Using R, we can find the value of test statistic, the critical value, and \(p\)-value (\(P(\chi^2_4 \geq \chi^2_\text{obs})\)) as follows.

chi.obs <- sum((obs - EX)^2/EX) #value of the test statistic
chi.obs

## [1] 1.33502

qchisq(0.95, 4) #critical value

## [1] 9.487729

pchisq(chi.obs, 4, lower=FALSE) #p-value

## [1] 0.8554064

chisq.test(x=obs, p=null.p)

## 
##  Chi-squared test for given probabilities
## 
## data:  obs
## X-squared = 1.335, df = 4, p-value = 0.8554

We can find the value of test statistic and \(p\)-value by using the R function chisq.test.

chisq.test(x=obs, p=null.p)

## 
##  Chi-squared test for given probabilities
## 
## data:  obs
## X-squared = 1.335, df = 4, p-value = 0.8554

In the output, X-squared gives the value of test statistic, df is the degrees of freedom for this \(\chi^2\) distribution, and p-value gives the \(p\)-value.

2.5 Step 4 - Statistical Conclusion

Do we reject the null hypothesis?

Yes No

I. Since \(\chi^2_\text{obs}=1.335\) is not greater than \(\chi^2_{0.95;4}= 9.4877\), fail to reject \(H_0\).

Since \(p\)-value\(=0.8554 > 0.05\), fail to reject \(H_0\).

2.6 Step 5 - English Conclusion

Which of the following is the correct conclusion of our test?

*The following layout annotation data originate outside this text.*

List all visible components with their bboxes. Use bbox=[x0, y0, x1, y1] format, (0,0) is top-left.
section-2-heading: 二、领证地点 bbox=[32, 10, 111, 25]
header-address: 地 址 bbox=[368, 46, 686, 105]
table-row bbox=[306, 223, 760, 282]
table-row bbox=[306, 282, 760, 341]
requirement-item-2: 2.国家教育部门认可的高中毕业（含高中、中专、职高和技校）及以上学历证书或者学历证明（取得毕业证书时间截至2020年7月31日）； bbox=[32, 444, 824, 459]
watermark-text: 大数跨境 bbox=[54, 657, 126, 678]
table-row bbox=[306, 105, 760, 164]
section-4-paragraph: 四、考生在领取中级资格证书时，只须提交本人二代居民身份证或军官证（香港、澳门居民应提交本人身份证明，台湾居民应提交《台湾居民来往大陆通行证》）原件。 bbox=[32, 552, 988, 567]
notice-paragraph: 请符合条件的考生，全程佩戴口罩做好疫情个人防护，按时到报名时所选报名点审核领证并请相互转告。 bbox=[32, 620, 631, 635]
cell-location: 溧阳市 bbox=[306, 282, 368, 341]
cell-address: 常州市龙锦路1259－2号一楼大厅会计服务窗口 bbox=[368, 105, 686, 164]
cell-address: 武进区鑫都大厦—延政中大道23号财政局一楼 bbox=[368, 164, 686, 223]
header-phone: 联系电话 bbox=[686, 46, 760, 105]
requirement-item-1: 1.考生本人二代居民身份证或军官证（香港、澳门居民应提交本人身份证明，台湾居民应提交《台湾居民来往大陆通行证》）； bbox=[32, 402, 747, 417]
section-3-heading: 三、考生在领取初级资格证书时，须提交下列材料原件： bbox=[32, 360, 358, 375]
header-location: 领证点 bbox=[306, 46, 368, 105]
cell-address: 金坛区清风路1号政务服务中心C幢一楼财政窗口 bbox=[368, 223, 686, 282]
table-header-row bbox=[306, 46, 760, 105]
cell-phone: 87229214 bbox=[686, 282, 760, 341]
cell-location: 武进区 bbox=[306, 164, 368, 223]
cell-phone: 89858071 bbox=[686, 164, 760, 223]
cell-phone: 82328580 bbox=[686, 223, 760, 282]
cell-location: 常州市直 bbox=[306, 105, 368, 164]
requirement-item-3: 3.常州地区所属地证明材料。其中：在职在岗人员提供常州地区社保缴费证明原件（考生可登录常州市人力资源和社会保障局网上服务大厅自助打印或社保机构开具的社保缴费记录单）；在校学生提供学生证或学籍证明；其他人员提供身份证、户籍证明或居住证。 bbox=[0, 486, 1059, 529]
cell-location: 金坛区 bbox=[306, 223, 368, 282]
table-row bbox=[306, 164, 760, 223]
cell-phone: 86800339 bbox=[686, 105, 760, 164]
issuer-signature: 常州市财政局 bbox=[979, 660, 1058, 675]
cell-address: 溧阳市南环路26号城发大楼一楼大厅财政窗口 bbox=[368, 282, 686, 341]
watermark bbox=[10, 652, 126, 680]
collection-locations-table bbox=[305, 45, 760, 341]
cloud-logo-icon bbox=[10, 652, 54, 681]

There is evidence to suggest that the true cdf equals the Poisson distribution with \(\lambda = 2\) for all \(x\).
There is evidence to suggest that the true cdf equals the Poisson distribution with \(\lambda = 2\) for at least one \(x\).
There is no evidence to suggest that the true cdf does not equal the Poisson distribution with \(\lambda = 2\) for at least one \(x\).
There is no evidence to suggest that the true cdf does not equal the Poisson distribution with \(\lambda = 2\) for all \(x\).